China’s Optical Industry May Be Blurring Country’s Economic Future
There is a Chinese proverb which says, “A mouse’s vision is an inch long.” It means the person who focuses on short-term benefits may jeopardize long-term interests. According to research due out later this year, China – not only the most populous nation on Earth, but also home to the largest number of people with vision disorders – may be in exactly that situation.
The study, from the China Center for Health Development at Peking University, indicates that between 610 and 650 million Chinese have presbyopia (the diminishing ability of the eye to focus on up-close items) or myopia (nearsightedness) – and with such a large percentage of the workforce having uncorrected vision impairments, it certainly cannot function at its best.

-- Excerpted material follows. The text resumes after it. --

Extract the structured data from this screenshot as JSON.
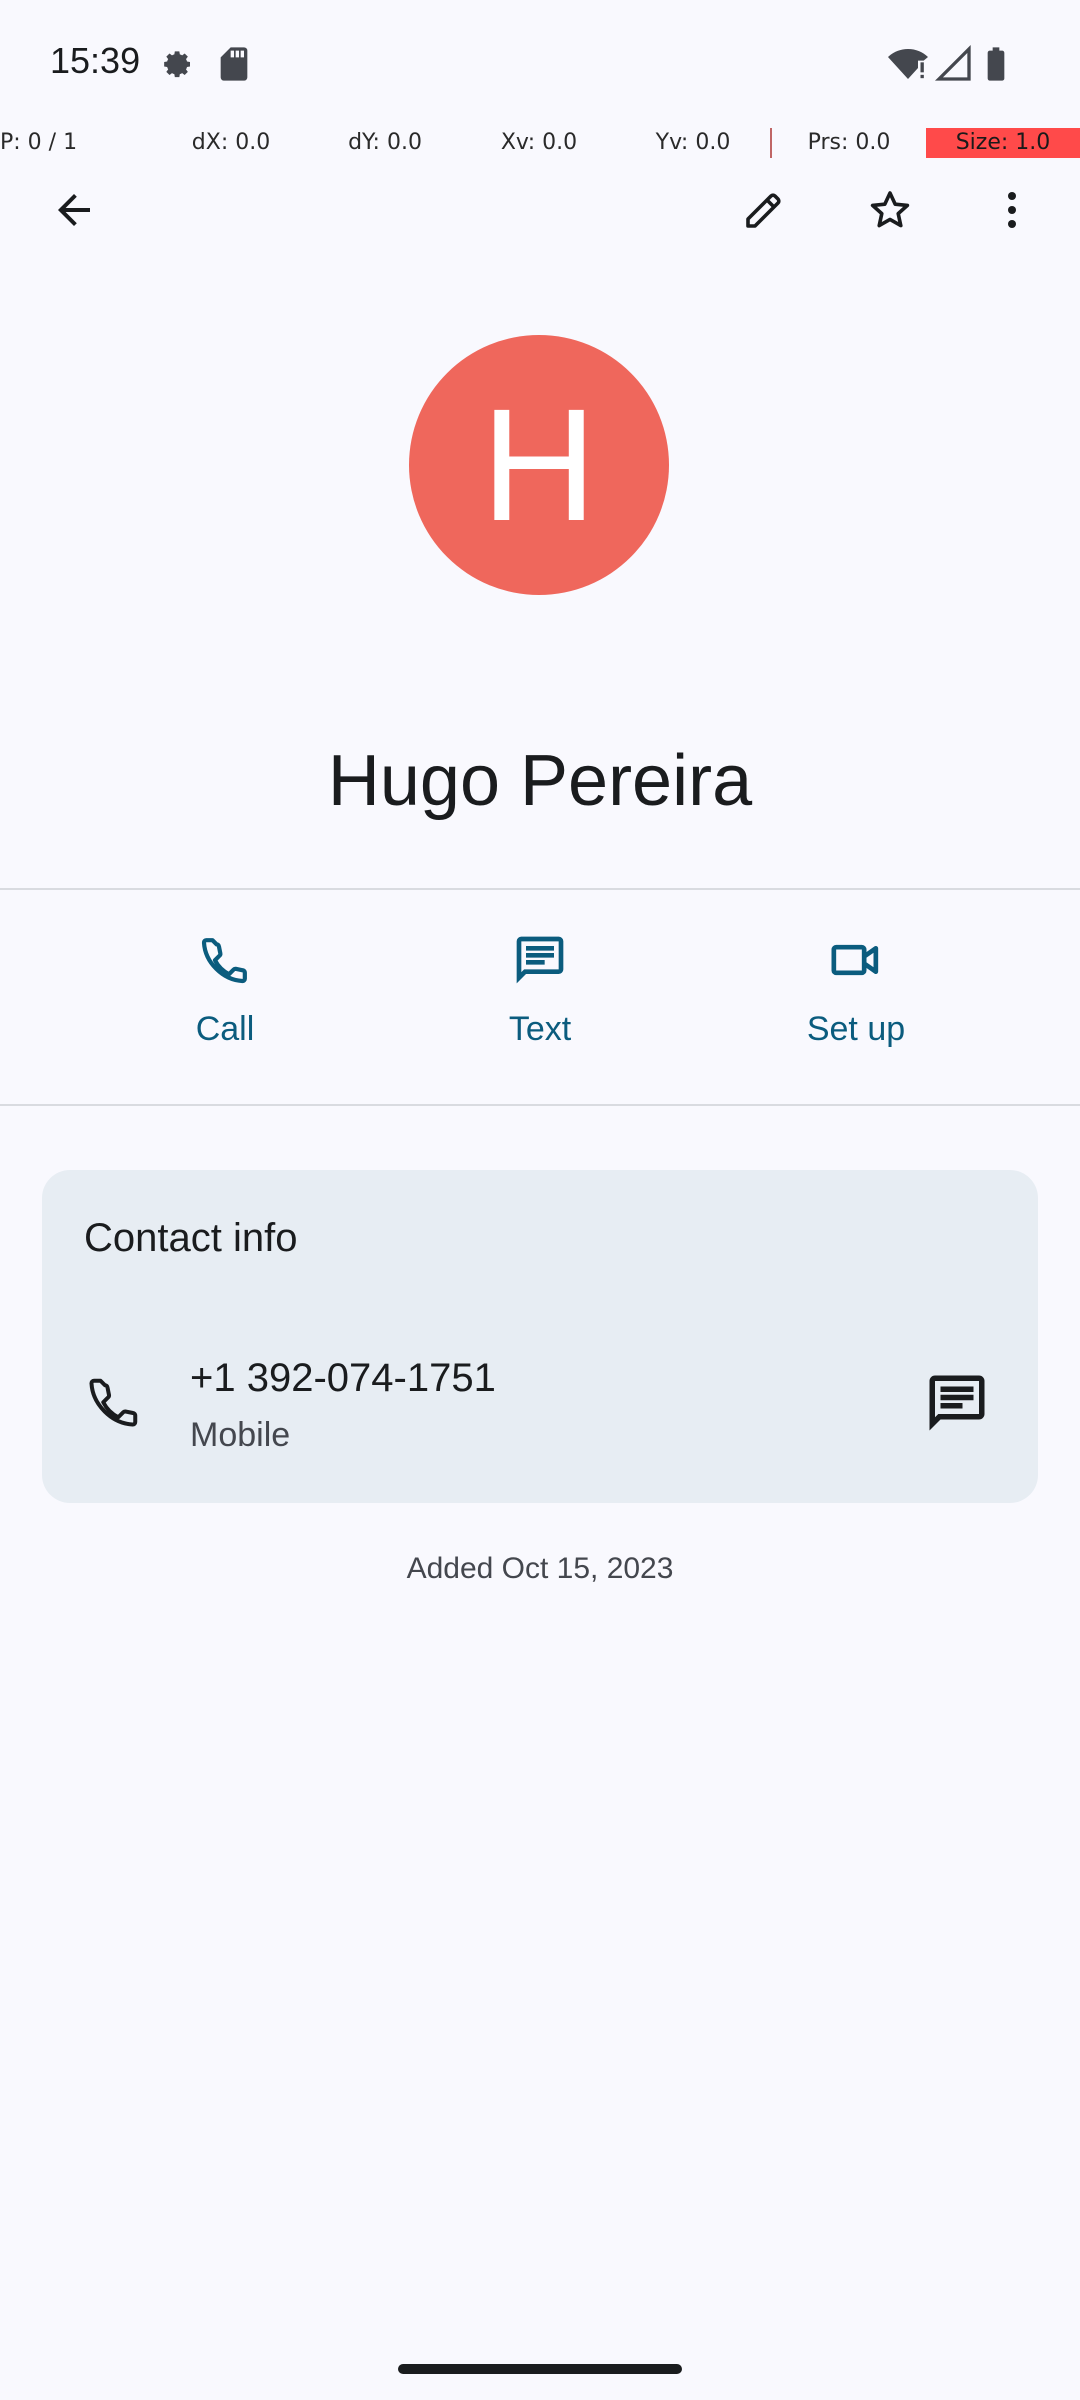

Dr. Ling Li, author of the study, expressed concern that the country’s optical industry is actually contributing to the blurry future of the country. Economic factors, like a highly fragmented and ultra-competitive market combined with high retail distribution costs, create substantial incentive for Chinese consumers to shop based on price rather than quality of vision correction products. But even more significant, vision care is not emphasized as a priority in overall healthcare in China. While the European Union and the United States both have regulations that ensure defined levels of training and education for optometrists, there is an overall lack of opportunities for Chinese optometrists to receive more professional training. Many have vocational – rather than medical – training and cannot offer prescriptive corrections or diagnose vision disorders.
But this problem does not only exist in the populous urban centers in China – a 2014 study of vision in rural China found that the ratio of eye doctors in the government health system to the population was insufficient for adequate care. This was only highlighted by the fact that 54 percent of respondents with vision problems who had eyeglasses indicated they did not receive a vision exam prior to receiving the glasses.
I’m excited that my colleague Kristan Gross, Director of Global Content & Communications, will be participating in a press conference in Beijing on June 5 to announce the results of the China Center for Health Development at Peking University study.
It is our sincerest hope at the Vision Impact Institute that this study will benefit China’s dedicated leaders in their effort to emphasize the importance of continuing to develop the professional standards of the country’s optical industry – and that together we can continue Giving Vision a Voice.